As a side note, specifying quattro all-wheel drive eats into boot space, by around 35 litres on the Saloon/Cabriolet and 40 litres on the hatch/Sportback. The RS3 and e-tron models have the smallest ‘regular’ boots of all, losing 100 litres over other Sportbacks – the RS3 due to the sporty chassis and exhaust back box, and the e-tron thanks to its lithium-ion battery pack. Both cars record 280 litres with the seats up and 1,120 litres when the seats are down.
Reliability and Safety
The A3 is an impressively safe car, having scored the maximum five stars in Euro NCAP’s crash tests. Of particular note is its result of 95 per cent in the adult occupant protection category.

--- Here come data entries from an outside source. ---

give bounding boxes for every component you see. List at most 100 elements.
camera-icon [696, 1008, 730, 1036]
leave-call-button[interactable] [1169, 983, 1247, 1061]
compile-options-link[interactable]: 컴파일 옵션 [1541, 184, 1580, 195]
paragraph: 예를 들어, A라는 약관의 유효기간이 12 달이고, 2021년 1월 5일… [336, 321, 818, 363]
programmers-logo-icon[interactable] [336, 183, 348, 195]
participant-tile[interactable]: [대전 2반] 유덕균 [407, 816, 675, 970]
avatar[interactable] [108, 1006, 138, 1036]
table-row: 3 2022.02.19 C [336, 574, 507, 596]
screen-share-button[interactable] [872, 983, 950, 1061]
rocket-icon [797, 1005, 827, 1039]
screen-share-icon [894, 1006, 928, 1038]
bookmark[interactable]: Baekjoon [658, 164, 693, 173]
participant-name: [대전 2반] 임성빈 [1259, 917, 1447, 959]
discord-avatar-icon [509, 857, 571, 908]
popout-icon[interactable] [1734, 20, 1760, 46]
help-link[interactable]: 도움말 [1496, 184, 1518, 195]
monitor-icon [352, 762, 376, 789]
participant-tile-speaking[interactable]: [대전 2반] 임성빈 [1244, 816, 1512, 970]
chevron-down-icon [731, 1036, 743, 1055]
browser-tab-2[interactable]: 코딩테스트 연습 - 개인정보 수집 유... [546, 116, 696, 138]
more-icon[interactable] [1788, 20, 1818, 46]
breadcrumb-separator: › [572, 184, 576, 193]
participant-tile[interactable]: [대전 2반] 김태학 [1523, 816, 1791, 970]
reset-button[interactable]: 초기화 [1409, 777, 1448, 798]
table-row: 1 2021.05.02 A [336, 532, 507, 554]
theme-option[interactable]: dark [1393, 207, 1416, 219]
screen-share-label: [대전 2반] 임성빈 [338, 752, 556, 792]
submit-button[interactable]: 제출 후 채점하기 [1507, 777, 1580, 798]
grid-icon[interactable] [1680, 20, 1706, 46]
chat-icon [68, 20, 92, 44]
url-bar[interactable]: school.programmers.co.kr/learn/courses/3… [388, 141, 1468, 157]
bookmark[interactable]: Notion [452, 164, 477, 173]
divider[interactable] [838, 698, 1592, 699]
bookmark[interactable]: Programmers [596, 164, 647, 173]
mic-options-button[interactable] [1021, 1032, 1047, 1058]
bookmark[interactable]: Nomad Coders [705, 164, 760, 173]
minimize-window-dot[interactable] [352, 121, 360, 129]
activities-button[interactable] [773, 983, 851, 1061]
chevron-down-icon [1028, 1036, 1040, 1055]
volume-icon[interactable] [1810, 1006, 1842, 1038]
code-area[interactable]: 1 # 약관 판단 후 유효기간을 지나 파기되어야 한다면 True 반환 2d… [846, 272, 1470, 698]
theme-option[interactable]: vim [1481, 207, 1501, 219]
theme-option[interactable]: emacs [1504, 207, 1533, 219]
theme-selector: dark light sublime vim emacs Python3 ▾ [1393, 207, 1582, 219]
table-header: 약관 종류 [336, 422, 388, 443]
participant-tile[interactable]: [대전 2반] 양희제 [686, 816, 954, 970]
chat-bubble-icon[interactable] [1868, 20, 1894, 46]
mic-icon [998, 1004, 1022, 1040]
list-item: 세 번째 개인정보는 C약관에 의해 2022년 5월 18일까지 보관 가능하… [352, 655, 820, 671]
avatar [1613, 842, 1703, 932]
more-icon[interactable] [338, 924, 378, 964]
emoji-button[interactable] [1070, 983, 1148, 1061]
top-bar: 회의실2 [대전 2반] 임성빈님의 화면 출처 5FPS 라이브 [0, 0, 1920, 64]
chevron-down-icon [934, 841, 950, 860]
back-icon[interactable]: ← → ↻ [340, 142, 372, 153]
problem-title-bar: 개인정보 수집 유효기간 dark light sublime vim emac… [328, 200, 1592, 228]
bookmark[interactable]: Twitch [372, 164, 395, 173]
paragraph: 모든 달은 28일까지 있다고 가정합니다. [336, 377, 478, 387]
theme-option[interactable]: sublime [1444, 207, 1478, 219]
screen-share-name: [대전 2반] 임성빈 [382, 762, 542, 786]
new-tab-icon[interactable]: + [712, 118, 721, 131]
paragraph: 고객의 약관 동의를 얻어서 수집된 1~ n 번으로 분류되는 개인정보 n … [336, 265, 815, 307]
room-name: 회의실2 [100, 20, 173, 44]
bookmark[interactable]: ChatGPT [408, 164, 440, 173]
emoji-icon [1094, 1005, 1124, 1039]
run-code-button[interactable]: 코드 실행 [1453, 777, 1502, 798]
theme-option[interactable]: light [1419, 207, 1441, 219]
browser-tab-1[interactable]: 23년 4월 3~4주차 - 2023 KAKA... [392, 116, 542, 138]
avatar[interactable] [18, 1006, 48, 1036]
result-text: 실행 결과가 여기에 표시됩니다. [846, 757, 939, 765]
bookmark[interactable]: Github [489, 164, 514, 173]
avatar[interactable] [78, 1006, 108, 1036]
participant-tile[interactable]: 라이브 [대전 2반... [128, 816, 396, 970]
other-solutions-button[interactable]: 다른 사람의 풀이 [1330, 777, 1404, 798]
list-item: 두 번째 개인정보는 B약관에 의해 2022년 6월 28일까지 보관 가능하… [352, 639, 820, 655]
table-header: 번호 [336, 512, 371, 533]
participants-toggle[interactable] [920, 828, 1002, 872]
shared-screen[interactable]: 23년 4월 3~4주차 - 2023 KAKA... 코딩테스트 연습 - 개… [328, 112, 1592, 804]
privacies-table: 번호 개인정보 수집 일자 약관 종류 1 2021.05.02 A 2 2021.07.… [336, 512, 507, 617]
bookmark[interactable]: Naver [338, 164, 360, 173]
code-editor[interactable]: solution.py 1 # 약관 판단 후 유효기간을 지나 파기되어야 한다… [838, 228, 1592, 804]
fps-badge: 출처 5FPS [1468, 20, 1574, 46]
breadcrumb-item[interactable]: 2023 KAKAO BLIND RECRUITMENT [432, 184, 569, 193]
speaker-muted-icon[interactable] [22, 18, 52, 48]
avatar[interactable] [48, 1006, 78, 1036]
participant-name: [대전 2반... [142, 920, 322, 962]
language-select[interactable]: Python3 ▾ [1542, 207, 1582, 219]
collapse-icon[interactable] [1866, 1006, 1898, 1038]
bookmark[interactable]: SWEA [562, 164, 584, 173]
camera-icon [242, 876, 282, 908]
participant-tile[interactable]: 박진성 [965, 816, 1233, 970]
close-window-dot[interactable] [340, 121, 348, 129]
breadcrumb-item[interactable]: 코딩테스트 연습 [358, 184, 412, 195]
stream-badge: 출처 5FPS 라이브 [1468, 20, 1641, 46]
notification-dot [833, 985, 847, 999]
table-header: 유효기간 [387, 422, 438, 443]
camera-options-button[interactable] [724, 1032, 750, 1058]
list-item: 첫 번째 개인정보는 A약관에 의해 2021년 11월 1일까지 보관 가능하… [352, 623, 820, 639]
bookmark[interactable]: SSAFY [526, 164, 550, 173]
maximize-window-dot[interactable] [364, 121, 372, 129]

Audi has stocked the A3 with impressive levels of big-car safety kit, too. These include optional radar-controlled cruise control that maintains a set distance to the car in front, lane-keep assist, hill-hold assist and a pre-sense system to prepare the car in the event of an accident. Another optional safety feature is a self-park system that will help you get into a tight parking space.
The A3 also put in an impressive performance in the Auto Express Driver Power 2015 survey, coming 27th out of 200 cars.
Audi’s standard warranty is three years and 60,000 miles, which is unlimited mileage for years one and two, with the 60,000-mile cap coming into effect in the third year. For either £245 or £545, that can be extended to four years and 75,000 miles (years three and four mileage limited) or five years and 90,000 miles (years three to five are mileage limited).
The battery on the e-tron model is covered by a separate, eight-year/100,000-mile warranty, but Audi says that a reduction in battery power capacity of between 10 and 30 per cent in the warranty period is normal degradation and thus not a claimable item.
The service schedule ranges from 9,000 miles for minor checks to 19,000 miles for a full service. Audi offers a range of fixed-price deals, including Audi Complete, so maintenance shouldn’t prove too costly.
Whether your car qualifies for a fixed or flexible schedule of servicing depends on your annual mileage, with Audi stating that any car that covers more than 10,000 miles per year should have flexible maintenance patterns.
Bear in mind that the A3 e-tron plug-in hybrid can only be sold from and maintained by a network of just 34 Audi specialist centres in the country, so it is not available from every dealership.